Prime Minister Fumio Kishida plans to compile a large-scale economic stimulus package worth “several tens of trillion yen” on Friday, but some economists were sceptical about its impact on growth near-term.
“The package will likely be a mixed bag of near-term and long-term growth measures, and the focus may be blurred, so it won’t have much impact near-term,” Norinchukin’s Minami said.
Consumption fell 1.1% in July-September from the previous quarter after a 0.9% gain in April-June.
Capital expenditure also decreased 3.8% after rising a revised 2.2% in the previous quarter.
Domestic demand shaved off 0.9% point to GDP growth.
Exports lost 2.1% in July-September from the previous quarter as trade was hurt by chip shortages and supply-chain constraints.
Analysts polled by Reuters expect Japan’s economy to expand an annualised 5.1% in the current quarter, as consumer activity and auto output pick up.

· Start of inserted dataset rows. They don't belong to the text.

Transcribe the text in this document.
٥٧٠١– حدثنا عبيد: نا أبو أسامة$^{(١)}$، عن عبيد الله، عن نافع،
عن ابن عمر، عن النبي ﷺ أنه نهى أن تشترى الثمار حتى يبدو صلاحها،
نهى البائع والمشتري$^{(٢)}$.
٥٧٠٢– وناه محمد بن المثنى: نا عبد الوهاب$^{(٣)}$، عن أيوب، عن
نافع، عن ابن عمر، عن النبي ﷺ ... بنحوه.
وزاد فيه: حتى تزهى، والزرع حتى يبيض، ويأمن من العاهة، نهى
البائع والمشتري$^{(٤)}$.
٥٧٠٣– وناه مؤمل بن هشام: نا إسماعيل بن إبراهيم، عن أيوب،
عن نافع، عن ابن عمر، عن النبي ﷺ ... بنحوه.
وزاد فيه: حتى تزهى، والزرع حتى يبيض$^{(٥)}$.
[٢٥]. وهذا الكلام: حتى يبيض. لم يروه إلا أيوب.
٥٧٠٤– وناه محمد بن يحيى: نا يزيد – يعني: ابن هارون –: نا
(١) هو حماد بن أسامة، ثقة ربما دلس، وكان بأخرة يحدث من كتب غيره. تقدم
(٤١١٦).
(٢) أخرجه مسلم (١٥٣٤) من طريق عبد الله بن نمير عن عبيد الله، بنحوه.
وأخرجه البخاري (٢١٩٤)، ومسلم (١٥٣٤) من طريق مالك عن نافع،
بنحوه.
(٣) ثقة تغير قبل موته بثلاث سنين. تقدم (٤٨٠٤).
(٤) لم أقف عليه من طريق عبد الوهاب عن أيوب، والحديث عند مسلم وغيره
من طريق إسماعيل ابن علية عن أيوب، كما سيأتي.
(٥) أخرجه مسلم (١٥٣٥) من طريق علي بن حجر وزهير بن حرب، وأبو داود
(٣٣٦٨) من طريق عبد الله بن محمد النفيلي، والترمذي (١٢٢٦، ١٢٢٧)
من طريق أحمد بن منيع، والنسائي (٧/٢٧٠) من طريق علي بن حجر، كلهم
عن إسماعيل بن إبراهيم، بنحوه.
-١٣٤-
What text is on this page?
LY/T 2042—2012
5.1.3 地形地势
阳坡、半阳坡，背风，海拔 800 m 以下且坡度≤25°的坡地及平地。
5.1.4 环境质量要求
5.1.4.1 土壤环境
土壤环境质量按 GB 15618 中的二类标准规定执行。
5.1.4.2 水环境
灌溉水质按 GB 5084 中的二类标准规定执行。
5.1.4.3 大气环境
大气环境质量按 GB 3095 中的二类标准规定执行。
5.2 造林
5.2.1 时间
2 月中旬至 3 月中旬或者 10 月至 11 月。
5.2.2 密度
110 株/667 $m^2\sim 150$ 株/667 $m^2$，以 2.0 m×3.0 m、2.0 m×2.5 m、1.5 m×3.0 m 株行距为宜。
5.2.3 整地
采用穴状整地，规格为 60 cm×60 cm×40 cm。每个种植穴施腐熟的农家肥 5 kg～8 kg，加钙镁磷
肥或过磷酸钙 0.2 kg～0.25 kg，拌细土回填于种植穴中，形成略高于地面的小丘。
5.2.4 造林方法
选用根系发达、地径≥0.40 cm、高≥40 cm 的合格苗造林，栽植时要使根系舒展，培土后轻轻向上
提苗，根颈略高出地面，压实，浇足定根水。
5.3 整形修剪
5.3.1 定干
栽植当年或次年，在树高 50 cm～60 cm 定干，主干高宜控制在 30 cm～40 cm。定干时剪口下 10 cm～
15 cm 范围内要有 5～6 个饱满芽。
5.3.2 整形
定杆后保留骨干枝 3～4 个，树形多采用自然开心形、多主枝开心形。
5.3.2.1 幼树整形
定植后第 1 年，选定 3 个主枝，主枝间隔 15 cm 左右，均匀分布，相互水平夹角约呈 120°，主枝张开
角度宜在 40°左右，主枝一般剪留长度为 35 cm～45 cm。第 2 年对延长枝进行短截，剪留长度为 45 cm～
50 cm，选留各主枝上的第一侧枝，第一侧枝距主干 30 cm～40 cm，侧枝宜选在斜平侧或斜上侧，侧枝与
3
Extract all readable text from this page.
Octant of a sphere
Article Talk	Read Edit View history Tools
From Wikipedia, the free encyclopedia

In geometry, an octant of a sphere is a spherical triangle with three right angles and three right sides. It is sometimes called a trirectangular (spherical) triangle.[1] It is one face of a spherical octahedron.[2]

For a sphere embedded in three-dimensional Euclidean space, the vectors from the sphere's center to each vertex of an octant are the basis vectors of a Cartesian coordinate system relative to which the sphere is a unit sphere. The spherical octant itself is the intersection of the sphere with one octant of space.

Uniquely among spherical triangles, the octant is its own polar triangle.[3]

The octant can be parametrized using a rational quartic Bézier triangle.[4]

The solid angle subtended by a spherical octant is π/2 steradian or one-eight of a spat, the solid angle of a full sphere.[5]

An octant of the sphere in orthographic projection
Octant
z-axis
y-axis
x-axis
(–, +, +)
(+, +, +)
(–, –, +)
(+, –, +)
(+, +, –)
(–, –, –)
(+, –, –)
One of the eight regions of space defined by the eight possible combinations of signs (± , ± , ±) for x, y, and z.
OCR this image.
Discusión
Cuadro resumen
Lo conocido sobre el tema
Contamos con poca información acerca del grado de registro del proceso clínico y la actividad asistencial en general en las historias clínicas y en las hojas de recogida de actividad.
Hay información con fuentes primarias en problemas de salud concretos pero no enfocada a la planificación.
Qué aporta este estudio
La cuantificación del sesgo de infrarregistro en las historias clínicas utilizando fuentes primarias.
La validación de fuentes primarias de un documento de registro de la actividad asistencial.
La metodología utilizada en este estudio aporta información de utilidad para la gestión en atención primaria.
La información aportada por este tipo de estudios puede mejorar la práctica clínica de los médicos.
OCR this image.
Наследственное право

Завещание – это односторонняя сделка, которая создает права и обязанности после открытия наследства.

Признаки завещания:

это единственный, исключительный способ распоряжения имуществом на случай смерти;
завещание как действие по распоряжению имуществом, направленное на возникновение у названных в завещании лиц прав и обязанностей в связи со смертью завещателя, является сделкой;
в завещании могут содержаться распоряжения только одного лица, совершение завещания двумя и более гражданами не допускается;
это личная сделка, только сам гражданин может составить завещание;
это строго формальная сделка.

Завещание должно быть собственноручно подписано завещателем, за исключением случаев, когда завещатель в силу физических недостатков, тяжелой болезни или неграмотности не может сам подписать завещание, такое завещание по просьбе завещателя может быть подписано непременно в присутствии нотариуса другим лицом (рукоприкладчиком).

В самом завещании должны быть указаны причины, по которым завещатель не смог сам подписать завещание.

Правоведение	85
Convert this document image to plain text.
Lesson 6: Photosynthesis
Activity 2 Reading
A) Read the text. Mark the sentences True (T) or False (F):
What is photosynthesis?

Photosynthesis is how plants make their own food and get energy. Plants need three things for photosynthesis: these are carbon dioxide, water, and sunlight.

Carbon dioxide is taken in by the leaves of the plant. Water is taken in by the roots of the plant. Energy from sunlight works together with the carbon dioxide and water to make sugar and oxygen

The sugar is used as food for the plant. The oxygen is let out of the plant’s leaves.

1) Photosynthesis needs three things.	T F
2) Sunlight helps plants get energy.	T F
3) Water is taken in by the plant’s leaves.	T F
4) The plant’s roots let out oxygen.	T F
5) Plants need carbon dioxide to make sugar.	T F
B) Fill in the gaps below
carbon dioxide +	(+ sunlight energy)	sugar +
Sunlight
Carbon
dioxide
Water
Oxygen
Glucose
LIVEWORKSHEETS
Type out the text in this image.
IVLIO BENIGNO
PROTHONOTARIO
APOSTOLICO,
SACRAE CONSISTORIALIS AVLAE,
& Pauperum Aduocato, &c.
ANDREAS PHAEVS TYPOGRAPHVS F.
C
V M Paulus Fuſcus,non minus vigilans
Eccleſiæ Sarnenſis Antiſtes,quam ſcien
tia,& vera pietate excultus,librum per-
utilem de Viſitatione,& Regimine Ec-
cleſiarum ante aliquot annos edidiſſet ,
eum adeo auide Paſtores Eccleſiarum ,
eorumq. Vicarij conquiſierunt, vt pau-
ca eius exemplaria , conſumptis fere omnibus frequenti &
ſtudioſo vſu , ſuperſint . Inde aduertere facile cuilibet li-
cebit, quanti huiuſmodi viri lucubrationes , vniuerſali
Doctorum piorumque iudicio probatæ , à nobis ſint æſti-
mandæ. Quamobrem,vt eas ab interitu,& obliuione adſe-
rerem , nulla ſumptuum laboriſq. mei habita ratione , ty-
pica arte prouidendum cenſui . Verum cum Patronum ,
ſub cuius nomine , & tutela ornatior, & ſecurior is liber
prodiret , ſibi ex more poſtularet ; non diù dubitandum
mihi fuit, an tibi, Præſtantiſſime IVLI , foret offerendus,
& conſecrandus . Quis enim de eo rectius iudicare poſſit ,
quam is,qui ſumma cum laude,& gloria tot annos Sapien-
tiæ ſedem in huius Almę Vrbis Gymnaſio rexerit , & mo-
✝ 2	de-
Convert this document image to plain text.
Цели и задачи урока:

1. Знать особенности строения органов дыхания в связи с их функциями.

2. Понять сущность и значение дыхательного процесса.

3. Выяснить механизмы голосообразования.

However, Japanese firms still face risks from higher commodity costs and supply bottlenecks, which threaten to undermine the economic outlook over the short- to mid-term.
Real GDP, which factors in the effects of inflation, won’t return to pre-pandemic levels until the second half of 2023, said Takahide Kiuchi, a former Bank of Japan board member who now serves as chief economist at Nomura Research Institute.
“China’s slowdown, supply constraints, rising energy prices and a slowdown in inflation-hit western countries will reduce the pace of growth towards mid-2022,” Kiuchi said.
“As exports remain severe, Japan’s economy will likely undergo moderate growth of around 1%-2% annualised in the second quarter onwards, even taking effects of stimulus into account.”